IHLEFELDT: We could let it be. We could let the place there forever. We have enough space at the cemetery. But the other part is we haven’t the money. The cemetery is not rich.
ESTRIN: So what do Germans think about graveyard recycling? Ihlefeldt says the younger generation is more open to it. Ludmila Wolf, a 24-year-old student, says when her parents die, she won’t mind giving up their graves.
LUDMILA WOLF: I don’t need this place to go to think of them or to talk to them. I don’t need to go to their bones to be near them, which I’m not because they’re dead.
ESTRIN: But Stephan Marks, a social scientist, says his parents’ graves have been replaced with new tombstones and new bodies and he’s not very happy about it.
STEPHAN MARKS: I think it’s strange. It’s not respectful. It doesn’t show respect for our past, for our ancestors.
ESTRIN: There are some exceptions to the rule. Muslim and Jewish cemeteries are exempted for religious reasons. And the graves of famous Germans are kept untouched for posterity. That’s one reason why Jessica Jacoby is so upset. Her grandmother, Hilde Korber, was famous too. She was a German actress in the 1930s who founded an acting school, and helped Jews escape Nazi Germany. For decades, the city paid to keep up her grave. But every year the city trims its list of VIP graves, and last year, Korber didn’t make the cut. A city council representative told me by email that’s because the public no longer remembers who she was. Her granddaughter doesn’t agree with that way of thinking.

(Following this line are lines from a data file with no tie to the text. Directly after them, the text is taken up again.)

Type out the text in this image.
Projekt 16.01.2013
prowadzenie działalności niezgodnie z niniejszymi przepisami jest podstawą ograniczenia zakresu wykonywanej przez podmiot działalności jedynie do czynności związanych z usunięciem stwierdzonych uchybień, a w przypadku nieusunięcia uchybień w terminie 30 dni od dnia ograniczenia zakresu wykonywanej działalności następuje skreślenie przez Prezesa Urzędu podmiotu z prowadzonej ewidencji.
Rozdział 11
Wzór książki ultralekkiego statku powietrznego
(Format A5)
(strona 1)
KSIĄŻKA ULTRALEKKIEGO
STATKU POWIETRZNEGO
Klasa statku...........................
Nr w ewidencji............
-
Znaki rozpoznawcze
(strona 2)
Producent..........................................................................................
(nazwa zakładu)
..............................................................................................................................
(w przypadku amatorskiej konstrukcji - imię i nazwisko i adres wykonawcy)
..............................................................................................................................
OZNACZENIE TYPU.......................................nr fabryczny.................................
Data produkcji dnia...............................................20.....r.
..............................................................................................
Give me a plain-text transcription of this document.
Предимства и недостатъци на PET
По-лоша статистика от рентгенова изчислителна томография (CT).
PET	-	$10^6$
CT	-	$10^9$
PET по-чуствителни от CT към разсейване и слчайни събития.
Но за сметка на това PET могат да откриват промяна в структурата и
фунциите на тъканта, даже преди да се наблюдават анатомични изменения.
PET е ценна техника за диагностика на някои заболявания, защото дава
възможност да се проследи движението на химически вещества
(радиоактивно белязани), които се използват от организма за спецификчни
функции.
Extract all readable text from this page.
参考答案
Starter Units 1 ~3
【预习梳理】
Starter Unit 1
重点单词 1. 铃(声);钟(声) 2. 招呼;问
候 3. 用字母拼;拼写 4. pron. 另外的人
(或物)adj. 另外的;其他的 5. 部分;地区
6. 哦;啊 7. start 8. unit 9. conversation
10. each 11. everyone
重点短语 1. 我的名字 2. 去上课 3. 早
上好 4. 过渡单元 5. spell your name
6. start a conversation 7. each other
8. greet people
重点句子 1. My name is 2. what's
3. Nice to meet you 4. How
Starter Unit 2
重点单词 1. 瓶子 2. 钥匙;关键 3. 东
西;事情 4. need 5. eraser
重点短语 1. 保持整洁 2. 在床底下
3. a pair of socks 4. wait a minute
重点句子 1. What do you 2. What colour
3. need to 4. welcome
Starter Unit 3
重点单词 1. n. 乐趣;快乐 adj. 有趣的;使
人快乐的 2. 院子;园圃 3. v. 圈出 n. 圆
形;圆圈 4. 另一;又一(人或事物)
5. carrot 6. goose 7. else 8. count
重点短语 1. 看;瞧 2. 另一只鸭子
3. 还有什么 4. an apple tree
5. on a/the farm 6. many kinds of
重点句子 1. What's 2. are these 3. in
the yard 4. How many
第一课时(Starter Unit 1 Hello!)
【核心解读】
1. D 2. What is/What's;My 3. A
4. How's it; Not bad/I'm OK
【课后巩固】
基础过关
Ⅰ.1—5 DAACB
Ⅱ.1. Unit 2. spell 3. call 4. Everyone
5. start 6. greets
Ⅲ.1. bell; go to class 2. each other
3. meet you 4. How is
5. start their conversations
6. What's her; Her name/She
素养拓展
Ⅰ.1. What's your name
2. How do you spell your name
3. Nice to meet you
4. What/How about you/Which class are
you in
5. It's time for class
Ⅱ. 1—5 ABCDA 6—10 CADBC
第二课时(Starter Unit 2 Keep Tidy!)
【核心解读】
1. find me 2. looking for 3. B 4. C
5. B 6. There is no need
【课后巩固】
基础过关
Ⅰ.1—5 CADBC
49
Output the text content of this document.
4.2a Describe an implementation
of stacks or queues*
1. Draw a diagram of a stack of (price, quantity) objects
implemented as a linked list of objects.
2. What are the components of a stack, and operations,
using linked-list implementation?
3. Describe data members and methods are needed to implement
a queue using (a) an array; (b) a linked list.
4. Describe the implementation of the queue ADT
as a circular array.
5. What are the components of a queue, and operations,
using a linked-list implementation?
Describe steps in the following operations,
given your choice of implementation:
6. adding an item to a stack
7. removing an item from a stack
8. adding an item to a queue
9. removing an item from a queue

JACOBY: The preservation of memory in this country is skin deep. It is not seen as something all-encompassing. But it’s a very limited and limiting concept of memory. Who’s important, who’s not important.
ESTRIN: Jacoby’s family is now paying the rent, so her grandmother can continue to rest in peace. But Jacoby herself isn’t at peace because she worries about her own grave.
JACOBY: I don’t have children. And when I am gone, who will take care? No one will.
ESTRIN: For the World, I’m Daniel Estrin, Berlin.